Beyond these two known points — that the ’secret weapon’ operates on a database and that the database information is collected somehow — we know nothing in the public domain. The suggestion that some device mounted on a UAV can “see” suspects through walls suggests something about the physical signals that particular device works on, whether or not it is the ’secret weapon’ Bob Woodward describes. But keeping to the knowns, or at least to the highly probables, what else can we say about the database? One: that it is a very dangerous and highly valuable piece of information. Second, that the “wanted status” field is by far the most important column in the system.

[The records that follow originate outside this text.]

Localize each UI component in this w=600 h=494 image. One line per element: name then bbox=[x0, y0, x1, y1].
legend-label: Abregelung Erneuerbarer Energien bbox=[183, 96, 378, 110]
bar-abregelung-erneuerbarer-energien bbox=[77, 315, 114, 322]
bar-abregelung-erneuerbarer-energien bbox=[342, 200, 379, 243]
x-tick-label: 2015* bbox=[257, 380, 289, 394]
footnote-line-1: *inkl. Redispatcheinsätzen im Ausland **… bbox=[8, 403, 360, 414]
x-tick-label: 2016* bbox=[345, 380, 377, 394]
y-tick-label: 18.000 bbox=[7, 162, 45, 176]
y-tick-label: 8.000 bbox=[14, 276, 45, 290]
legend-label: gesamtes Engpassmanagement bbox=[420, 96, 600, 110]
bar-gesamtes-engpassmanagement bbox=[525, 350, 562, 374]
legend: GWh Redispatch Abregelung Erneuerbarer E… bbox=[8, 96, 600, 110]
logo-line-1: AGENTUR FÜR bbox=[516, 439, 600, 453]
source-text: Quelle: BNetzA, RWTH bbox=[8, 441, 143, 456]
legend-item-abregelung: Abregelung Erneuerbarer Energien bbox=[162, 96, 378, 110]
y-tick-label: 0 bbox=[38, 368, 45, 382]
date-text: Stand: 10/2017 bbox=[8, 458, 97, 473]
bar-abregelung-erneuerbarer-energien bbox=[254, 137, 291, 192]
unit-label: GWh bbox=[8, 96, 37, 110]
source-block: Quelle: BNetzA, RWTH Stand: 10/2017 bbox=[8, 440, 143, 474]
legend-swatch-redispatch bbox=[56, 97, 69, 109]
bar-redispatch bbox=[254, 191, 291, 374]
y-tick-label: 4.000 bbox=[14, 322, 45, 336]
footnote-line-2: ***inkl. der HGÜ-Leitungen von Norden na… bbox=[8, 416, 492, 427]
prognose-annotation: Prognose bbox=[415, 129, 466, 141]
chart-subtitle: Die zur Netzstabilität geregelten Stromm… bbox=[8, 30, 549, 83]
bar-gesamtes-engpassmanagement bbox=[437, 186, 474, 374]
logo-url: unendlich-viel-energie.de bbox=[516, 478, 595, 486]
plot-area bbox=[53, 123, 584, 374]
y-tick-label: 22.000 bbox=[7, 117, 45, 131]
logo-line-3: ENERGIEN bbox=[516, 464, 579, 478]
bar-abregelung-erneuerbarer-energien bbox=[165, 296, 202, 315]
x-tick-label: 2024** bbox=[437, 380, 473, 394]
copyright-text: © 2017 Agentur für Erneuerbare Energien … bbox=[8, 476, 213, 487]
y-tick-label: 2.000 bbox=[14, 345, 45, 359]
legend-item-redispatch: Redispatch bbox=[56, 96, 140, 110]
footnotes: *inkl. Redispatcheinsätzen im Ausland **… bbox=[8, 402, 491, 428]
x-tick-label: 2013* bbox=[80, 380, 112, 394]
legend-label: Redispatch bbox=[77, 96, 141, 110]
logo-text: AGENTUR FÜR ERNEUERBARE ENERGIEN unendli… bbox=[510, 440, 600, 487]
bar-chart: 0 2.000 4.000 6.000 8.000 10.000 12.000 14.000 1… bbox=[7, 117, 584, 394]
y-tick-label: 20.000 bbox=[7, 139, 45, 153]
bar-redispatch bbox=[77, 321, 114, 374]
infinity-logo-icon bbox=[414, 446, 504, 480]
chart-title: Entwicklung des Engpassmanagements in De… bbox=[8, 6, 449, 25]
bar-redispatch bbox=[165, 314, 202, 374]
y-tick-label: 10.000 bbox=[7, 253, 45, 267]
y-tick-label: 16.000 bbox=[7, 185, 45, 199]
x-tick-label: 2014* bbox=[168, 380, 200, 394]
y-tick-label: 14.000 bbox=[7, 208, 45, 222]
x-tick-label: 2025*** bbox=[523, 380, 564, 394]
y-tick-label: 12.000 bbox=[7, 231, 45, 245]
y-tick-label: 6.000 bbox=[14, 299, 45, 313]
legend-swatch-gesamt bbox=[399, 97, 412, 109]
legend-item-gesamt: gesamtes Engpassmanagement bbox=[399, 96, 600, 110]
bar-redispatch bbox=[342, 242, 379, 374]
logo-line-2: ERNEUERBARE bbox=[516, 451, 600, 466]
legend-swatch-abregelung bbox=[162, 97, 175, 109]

Of course, Wretchard's thesis is merely speculation. The capacity referred to may indeed only be an actual advance of weaponry, and Woodward's identification of it merely restricted to the weapon's capacities itself; for example, the Stealth Fighter was deployed as early as the Panama invasion in '89, but little news of it was out before Gulf I a couple of years later. That jet hardly impacted Panama, as I recall, but it was still a fabulous new technology that was deployed in secret. Anyway, my point is that Woodward's reference may indeed be limited to a weapons system, or it may indeed be a new capacity in surveillance and targeting, as the LATimes link points out. But to a degree, I'd like to believe the thesis Wretchard put forth is the correct one: That what the military is so proud of is less any given individual and spectacular advance in a narrow area, and more a better synergy between multiple existing and mundane technologies. The "holistic" approach is bound to be more robust, as it doesn't live and die by the weaknesses and flaws in any single given technology or method, and also would demonstrate that there are at least some in the military who're less enamoured of high profile projects and more accepting of the idea of fully exploring the capabilities that already exist.